Wednesday, 13 November 2013

Commentary for Korelin Economics Report 2013-11-13

This is my comment on the guests' blog for 13 November 2013.

"Things usually look very technically bad and scary at a market bottom but gold's performance this year has been so disappointing. Gary sounds like he has been right on track with his forecasts but we have not broken below 1251 or 1180 just yet. I think we might get a test of about 1190 and if it fails then 1120-25 based upon my own charts. But it's all guesswork really.

Secular bear or cyclical bear? Well, looks more and more like a secular bear to me. A break below $1180 would prove a secular bear market because it would be 39% down in about 2.3 years.

I don't think that gold will be in as long a bear market as the 1980-1999 bear market (about 20 years), but I think is more serious that the little bear market of 1974-76, which actually took 4 years (between 1974 and 1978) to get back to the roughly $200 high before going on up to $850 in the final phase of the bull market

The 1974-78 correction and consolidation was actually a 4 year round trip from 200 to 100 and back to 200. That was equal in length to the first leg of the bull market from 1970/71 until 1974 (which went from $35 to just under $200).

In this cycle, we have had a 10 year bull with some spikes and correction but more or less uninterrupted (as far as year over year increases were concerned it was a 12 year bull from 2001-2012).
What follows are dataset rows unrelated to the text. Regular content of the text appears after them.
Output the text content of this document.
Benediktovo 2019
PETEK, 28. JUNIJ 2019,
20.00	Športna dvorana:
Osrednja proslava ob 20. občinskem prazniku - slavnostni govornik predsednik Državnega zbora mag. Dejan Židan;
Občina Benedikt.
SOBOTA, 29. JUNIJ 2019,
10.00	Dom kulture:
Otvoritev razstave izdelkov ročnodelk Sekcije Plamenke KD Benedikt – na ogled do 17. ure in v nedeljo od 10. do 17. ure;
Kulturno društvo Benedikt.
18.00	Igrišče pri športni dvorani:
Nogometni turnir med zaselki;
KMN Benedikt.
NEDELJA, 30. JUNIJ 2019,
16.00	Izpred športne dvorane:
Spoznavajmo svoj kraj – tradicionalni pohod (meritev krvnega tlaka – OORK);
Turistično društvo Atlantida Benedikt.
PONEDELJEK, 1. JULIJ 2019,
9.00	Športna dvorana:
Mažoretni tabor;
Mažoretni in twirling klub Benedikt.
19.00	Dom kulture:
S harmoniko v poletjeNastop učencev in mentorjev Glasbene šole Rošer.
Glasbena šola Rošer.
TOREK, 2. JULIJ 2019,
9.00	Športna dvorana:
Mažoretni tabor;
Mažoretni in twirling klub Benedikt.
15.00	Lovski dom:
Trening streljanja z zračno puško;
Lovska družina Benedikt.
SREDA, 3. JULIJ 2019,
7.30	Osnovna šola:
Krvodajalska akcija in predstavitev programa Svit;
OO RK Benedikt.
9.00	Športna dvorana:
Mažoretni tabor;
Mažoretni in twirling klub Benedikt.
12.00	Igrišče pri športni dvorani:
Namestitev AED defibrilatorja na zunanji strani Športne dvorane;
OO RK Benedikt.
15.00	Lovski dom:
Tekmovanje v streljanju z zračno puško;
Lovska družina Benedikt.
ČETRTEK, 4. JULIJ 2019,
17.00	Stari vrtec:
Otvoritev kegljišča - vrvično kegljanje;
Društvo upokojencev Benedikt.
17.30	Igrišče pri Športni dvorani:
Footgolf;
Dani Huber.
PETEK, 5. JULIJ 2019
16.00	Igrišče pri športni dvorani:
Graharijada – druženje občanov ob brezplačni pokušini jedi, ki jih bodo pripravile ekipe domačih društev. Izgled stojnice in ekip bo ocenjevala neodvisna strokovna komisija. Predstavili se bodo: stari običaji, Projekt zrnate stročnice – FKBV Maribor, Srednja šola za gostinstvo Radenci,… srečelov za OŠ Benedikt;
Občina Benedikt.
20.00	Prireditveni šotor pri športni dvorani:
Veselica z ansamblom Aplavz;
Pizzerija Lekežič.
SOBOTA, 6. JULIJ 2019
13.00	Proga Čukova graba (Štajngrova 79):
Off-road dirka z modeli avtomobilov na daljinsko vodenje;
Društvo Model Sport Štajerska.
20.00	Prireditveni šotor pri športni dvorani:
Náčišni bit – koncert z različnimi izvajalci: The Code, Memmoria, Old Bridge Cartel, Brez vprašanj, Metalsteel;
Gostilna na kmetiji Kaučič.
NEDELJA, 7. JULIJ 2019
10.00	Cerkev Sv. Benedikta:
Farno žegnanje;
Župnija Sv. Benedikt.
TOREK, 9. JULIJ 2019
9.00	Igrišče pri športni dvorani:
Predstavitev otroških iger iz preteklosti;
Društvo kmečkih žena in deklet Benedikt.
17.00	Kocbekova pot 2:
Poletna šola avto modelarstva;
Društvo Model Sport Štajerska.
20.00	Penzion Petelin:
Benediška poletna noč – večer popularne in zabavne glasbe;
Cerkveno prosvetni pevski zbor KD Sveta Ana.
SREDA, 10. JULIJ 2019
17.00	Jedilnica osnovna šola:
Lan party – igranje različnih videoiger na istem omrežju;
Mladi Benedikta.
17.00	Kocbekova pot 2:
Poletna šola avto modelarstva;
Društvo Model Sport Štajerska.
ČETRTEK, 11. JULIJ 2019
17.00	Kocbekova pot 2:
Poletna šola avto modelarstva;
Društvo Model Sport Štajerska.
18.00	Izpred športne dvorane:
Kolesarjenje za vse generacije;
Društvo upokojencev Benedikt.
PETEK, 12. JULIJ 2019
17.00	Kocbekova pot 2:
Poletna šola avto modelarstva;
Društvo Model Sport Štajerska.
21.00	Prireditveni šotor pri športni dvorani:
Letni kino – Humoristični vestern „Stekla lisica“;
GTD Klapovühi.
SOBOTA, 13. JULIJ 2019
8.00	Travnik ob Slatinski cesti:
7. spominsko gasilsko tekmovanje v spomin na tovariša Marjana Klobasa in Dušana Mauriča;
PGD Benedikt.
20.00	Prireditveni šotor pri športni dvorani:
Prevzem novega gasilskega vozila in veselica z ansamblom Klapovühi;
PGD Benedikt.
Let's call it 10 years. I wonder if we are going to have a round trip that might last about the same length, about 10 years from 2011 to 2021 let's say. That is a significant bear market. The low might be $1180 or $1030 but I fear it could be even as far as 3 figures, perhaps $850-900 or even $650-700.
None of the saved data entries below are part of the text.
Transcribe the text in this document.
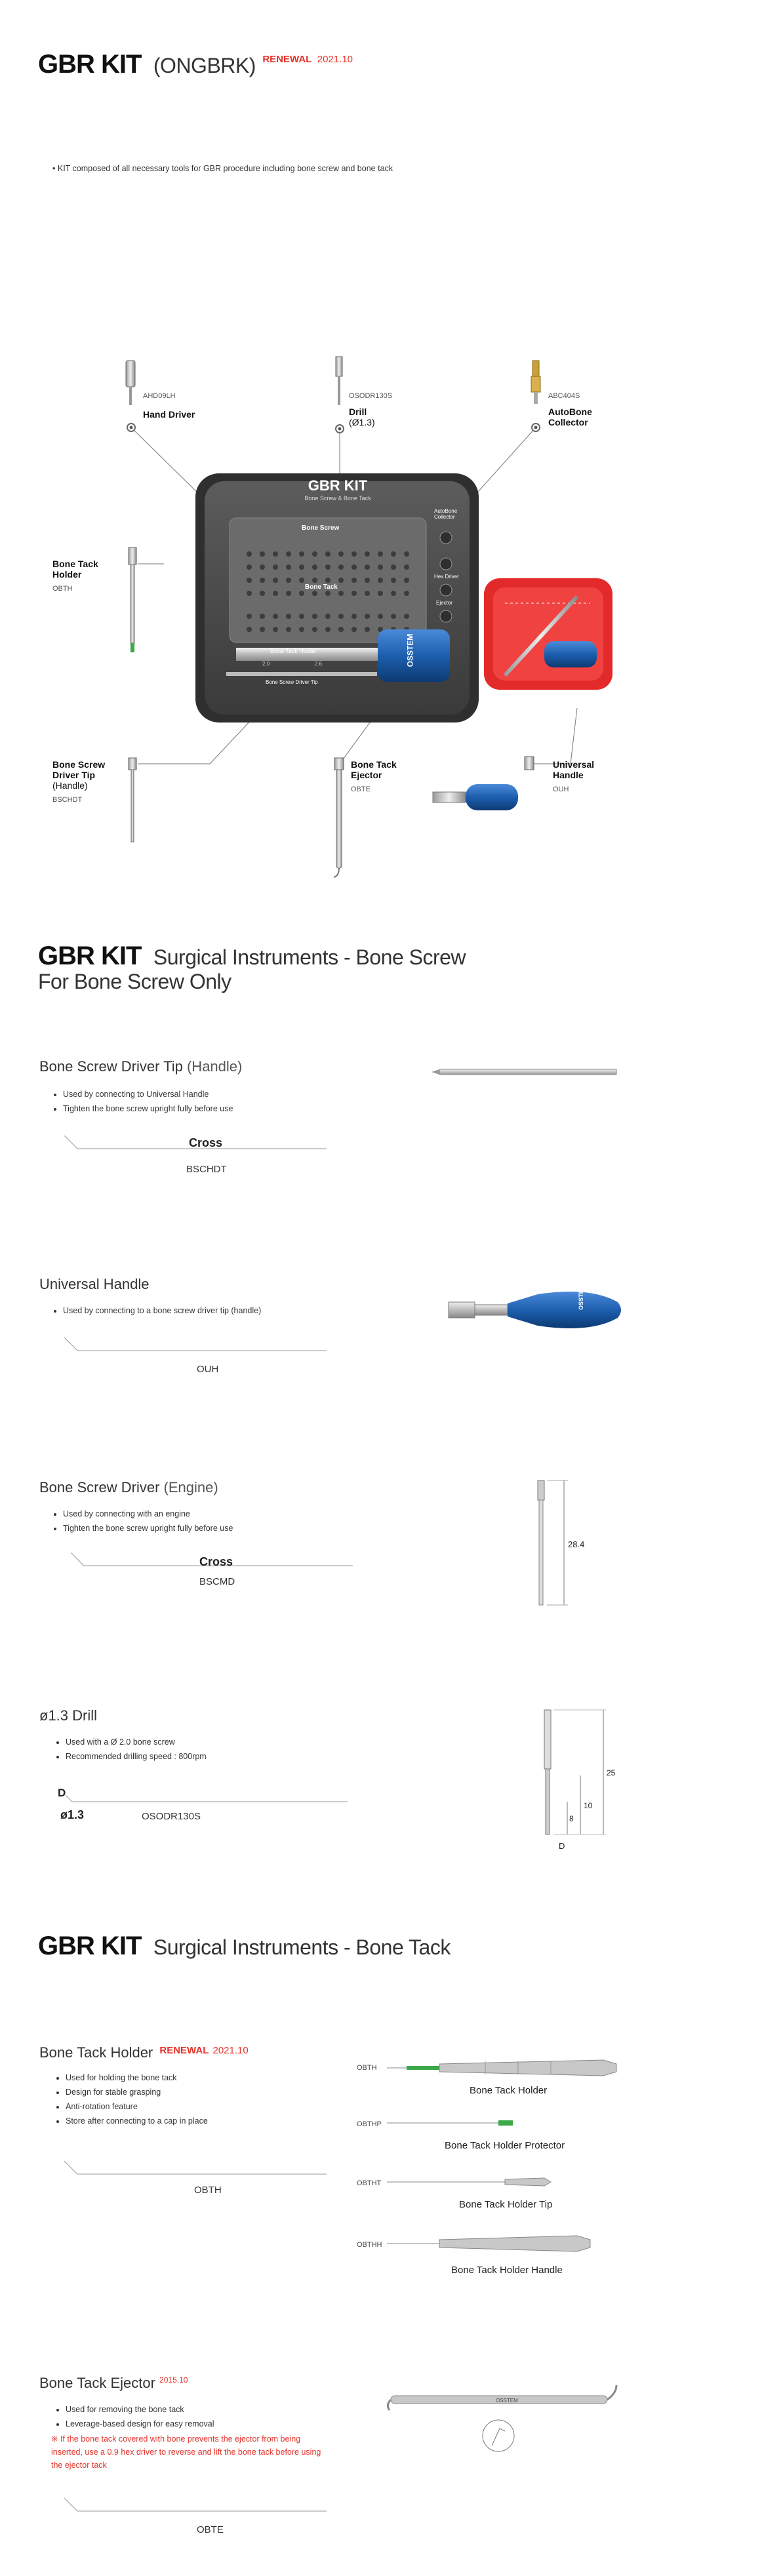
GBR KIT (ONGBRK) RENEWAL 2021.10
• KIT composed of all necessary tools for GBR procedure including bone screw and bone tack
GBR KIT
Bone Screw & Bone Tack
Bone Screw
Bone Tack
Bone Tack Holder
Bone Screw Driver Tip
2.0	2.6
AutoBone Collector
Hex Driver
Ejector
OSSTEM
AHD09LH
Hand Driver
OSODR130S
Drill
(Ø1.3)
ABC404S
AutoBone
Collector
Bone Tack
Holder
OBTH
Bone Screw
Driver Tip
(Handle)
BSCHDT
Bone Tack
Ejector
OBTE
Universal
Handle
OUH
GBR KIT Surgical Instruments - Bone Screw
For Bone Screw Only
Bone Screw Driver Tip (Handle)
• Used by connecting to Universal Handle
• Tighten the bone screw upright fully before use
Cross
BSCHDT
Universal Handle
• Used by connecting to a bone screw driver tip (handle)
OUH
OSSTEM
Bone Screw Driver (Engine)
• Used by connecting with an engine
• Tighten the bone screw upright fully before use
Cross
BSCMD
28.4
ø1.3 Drill
• Used with a Ø 2.0 bone screw
• Recommended drilling speed : 800rpm
D
ø1.3	OSODR130S
25
10
8
D
GBR KIT Surgical Instruments - Bone Tack
Bone Tack Holder $^{RENEWAL}$ $^{2021.10}$
• Used for holding the bone tack
• Design for stable grasping
• Anti-rotation feature
• Store after connecting to a cap in place
OBTH
OBTH
Bone Tack Holder
OBTHP
Bone Tack Holder Protector
OBTHT
Bone Tack Holder Tip
OBTHH
Bone Tack Holder Handle
Bone Tack Ejector $^{2015.10}$
• Used for removing the bone tack
• Leverage-based design for easy removal
※ If the bone tack covered with bone prevents the ejector from being inserted, use a 0.9 hex driver to reverse and lift the bone tack before using the ejector tack
OBTE
OSSTEM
Buyers are going to become more price sensitive as the prices drop. On 2011-2012, a price of $1520 was a bargain, then in April 2013, $1321 was a bargain and in June $1180 was a bargain. As we look now, $5120 was NOT a bargain. I cannot see gold going above $1520 for a long time, because it was massive support turned into resistance. So we need to look at the psychology as the price drops further and for longer. Today's prices for physical gold buyers ($1250-1300) may look expensive next year. People might say ,"$1250 gold? No way!" That is a big danger as we go lower, that could extend the bear market for years to come.

Note that we were in a trading range of $1520-1920 for 18 months. It was bearish because the price spent most of its time at $1600-1650, well into the bottom half of that range. Semi-numismatic coin premiums were also very low, typical of market tops, indicating a bearish prospect. Now we are in a $1120-1520 range perhaps and are again languishing in the lower half of the range. $1520 is a long way away. I am going to do a bit of research into whether semi-numismatic coin premiums are higher now.

I begin to favour a market that acts as Ross Clark of CIBC mentioned on years ago. It is running at 1/3 the pace of the 1970s market. That would imply at least a 10 year round trip before the gold price gets back to $1920 where it topped in 2011. Similar for silver. Maybe then there might be a bubble phase in to the early 2020s.

So is it time for me to sell? I don't know. Such a long correction could mean that money sitting in gold, silver and PM stocks is not a good investment for me and any money in those things over and above an insurance allocation is not going to result in good investment returns that might be available elsewhere. It would also wear out many others in the space ("wear you out of scare you out" as David Morgan says). That would almost be the most inconvenient set of circumstances and that is what often happens in markets. As Sinclair has said, the people at the top in 1980 were not the same as the people coming in 1970 There was a turnover of investors several times (I think he said about 3 times) over the length of the 1970-80 bull in gold. Such a situation would be a fantastic opportunity for long term well-heeled investors with cash to accumulate stocks in a ravaged industry for a potential fabulous gain sometime in the fairly distant future as the demand comes back in and the supply of precious metals is likely to be hugely curtailed due to lack of investment and development. (Currently, certain market experts are still telling us that mine supply is increasing because of new projects that have been developed during the 2000-2011 bull market). I think it's going to be a really long slog - a 5year round trip at an absolute minimum and perhaps 10 years."